Anklage gegen Lafarge wegen Syrien-Affäre bestätigt

Das Pariser Berufungsgericht hat den Einspruch der mit Holcim fusionierten Lafarge verworfen und stattdessen die Anklage wegen „Beihilfe zu Verbrechen gegen die Menschlichkeit“ bestätigt.

Das Berufungsgericht in Paris hat am Mittwoch die Anklage gegen den französischen Zementhersteller Lafarge wegen „Beihilfe zu Verbrechen gegen die Menschlichkeit“ bestätigt. Dies gab das Gericht nach dem Urteil bekannt. Lafarge „bleibt wegen dieser Vorwürfe“ und der Gefährdung des Lebens anderer „im Rahmen der Fortsetzung der gerichtlichen Ermittlungen“ angeklagt, so das Dokument. Damit lehnten die Ermittler den Antrag auf Aufhebung der Anklage gegen das Unternehmen ab.

In dem Fall, der bereits 2017 eröffnet wurde, geht es um die sogenannte Syrien-Affäre. Der französische Zementhersteller, der sich 2015 mit dem Schweizer Konkurrenten Holcim zusammenschloss, betrieb in den Jahren davor im nordsyrischen Kobanê eine Zementfabrik. Das Werk im südöstlich des Kantons gelegenen Dorf Çelebiyê (al-Dschalabiyya) produzierte auch dann noch, als in dem Land der Krieg tobte.

Um den Betrieb aufrechtzuerhalten, traf die Tochtergesellschaft Lafarge Cement Syria eine Reihe von „Vereinbarungen“ mit bewaffneten Milizen. Offenbar umfassten diese „Vereinbarungen“ auch die Zahlung von rund 13 Millionen Euro an Mittelsmänner und terroristische Gruppen, darunter die Dschihadistenmiliz „Islamische Staat“ (IS). Unter anderem ging es um Passierscheine, damit Arbeiter in die Fabrik gelangen konnten. Lafarge soll zudem Zement an den IS verkauft haben, um von der Terrorgruppe im Gegenzug Rohstoffe für den Betrieb der Zementproduktion zu beziehen. Von der gefährlichen Lage in den Gebieten, die ab 2012 vom IS kontrolliert wurden, soll die Zentrale in Paris Kenntnis gehabt haben. Trotzdem zog sich Lafarge aus der Region nicht zurück. Die Konzern-Führung soll sogar Angestellte genötigt haben, trotz der Gefahr zur Arbeit zu erscheinen.

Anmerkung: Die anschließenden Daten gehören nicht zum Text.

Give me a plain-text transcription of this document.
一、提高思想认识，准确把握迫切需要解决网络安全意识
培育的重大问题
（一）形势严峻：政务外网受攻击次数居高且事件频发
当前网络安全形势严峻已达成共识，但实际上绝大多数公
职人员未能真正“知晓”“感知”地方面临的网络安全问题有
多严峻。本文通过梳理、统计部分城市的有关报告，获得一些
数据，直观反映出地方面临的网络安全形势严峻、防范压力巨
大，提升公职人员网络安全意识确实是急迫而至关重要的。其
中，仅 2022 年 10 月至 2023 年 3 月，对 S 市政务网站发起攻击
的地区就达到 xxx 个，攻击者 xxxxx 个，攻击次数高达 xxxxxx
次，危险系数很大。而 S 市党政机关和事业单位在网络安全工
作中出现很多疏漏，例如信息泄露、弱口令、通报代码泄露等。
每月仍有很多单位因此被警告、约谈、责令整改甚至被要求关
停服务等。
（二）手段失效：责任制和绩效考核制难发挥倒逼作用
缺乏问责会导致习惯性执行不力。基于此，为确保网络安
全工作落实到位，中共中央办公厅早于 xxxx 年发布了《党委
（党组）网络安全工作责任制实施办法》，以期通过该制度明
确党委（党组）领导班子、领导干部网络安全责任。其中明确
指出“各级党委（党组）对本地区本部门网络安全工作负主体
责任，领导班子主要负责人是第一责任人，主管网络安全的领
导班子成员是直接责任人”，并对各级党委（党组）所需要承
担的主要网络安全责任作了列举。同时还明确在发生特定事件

In Frankreich wird gegen das Unternehmen auch wegen Beihilfe zu Verbrechen gegen die Menschlichkeit, Finanzierung einer terroristischen Vereinigung, Verletzung des EU-Embargos und Gefährdung des Lebens von ehemaligen Beschäftigten der Fabrik in Kobanê ermittelt. Das Verfahren basiert auf einer Strafanzeige, die elf ehemalige Angestellte des nordsyrischen Zementwerks gemeinsam mit den NGOs ECCHR und Sherpa im November 2016 in Paris gegen Lafarge und sein Tochterunternehmen Lafarge Cement Syria einreichten.

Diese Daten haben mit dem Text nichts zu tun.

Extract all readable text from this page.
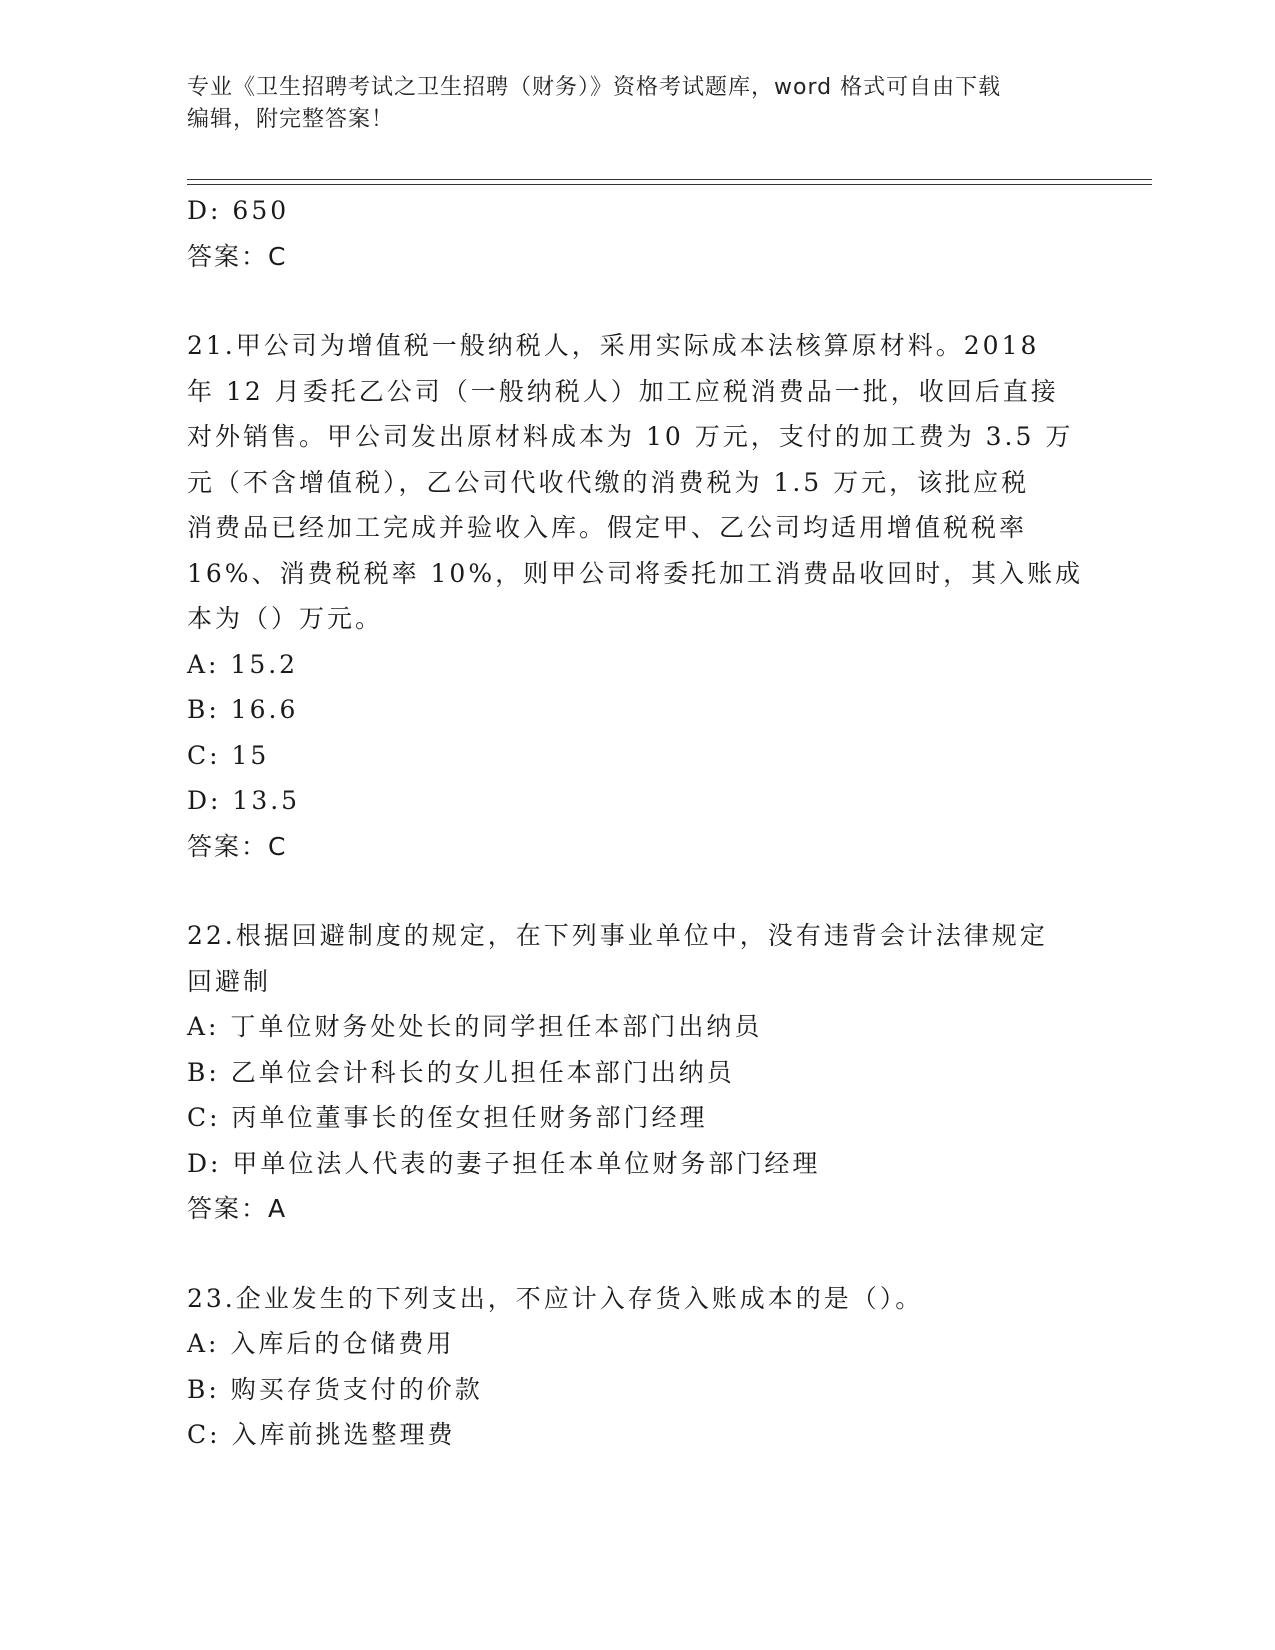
专业《卫生招聘考试之卫生招聘（财务）》资格考试题库，word 格式可自由下载
编辑，附完整答案！
D: 650
答案：C
21.甲公司为增值税一般纳税人，采用实际成本法核算原材料。2018
年 12 月委托乙公司（一般纳税人）加工应税消费品一批，收回后直接
对外销售。甲公司发出原材料成本为 10 万元，支付的加工费为 3.5 万
元（不含增值税），乙公司代收代缴的消费税为 1.5 万元，该批应税
消费品已经加工完成并验收入库。假定甲、乙公司均适用增值税税率
16%、消费税税率 10%，则甲公司将委托加工消费品收回时，其入账成
本为（）万元。
A: 15.2
B: 16.6
C: 15
D: 13.5
答案：C
22.根据回避制度的规定，在下列事业单位中，没有违背会计法律规定
回避制
A: 丁单位财务处处长的同学担任本部门出纳员
B: 乙单位会计科长的女儿担任本部门出纳员
C: 丙单位董事长的侄女担任财务部门经理
D: 甲单位法人代表的妻子担任本单位财务部门经理
答案：A
23.企业发生的下列支出，不应计入存货入账成本的是（）。
A: 入库后的仓储费用
B: 购买存货支付的价款
C: 入库前挑选整理费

Im Zusammenhang mit dem Vorwurf der „Beihilfe zu Verbrechen gegen die Menschlichkeit“ hatte das Pariser Berufungsgericht 2019 die Anklage fallen gelassen. Dagegen wurde in der Folge erfolgreich Berufung eingelegt. Das Kassationsgericht als oberstes französisches Gericht wies im vergangenen September an, den verworfenen Vorwurf erneut in den Blick zu nehmen. Auch ohne es zu wollen, könne man Komplizenschaft bei Verbrechen leisten, hatte das Kassationsgericht befunden. Dass die Gelder gezahlt worden waren, um die geschäftlichen Aktivitäten aufrechtzuerhalten, sei nicht entscheidend.

Wann der Prozess gegen Lafarge starten wird, ist noch unklar. Der schweizerische Mutterkonzern Holcim kündigte in einer Mitteilung an, gegen die Entscheidung vor dem Kassationsgericht Berufung einlegen zu wollen. Das Lafarge vorgeworfene Verhalten entspreche nicht den Werten der Unternehmensgruppe, die Vorgänge seien der Direktion bei der Übernahme von Lafarge 2015 verschwiegen worden. Sollte es zu einem Prozess kommen, wäre das historisch: Erstmals käme mit Lafarge ein Unternehmen als juristische Person für die mutmaßliche Beteiligung an Verbrechen gegen die Menschlichkeit vor Gericht, und nicht wie bisher nur Einzelpersonen.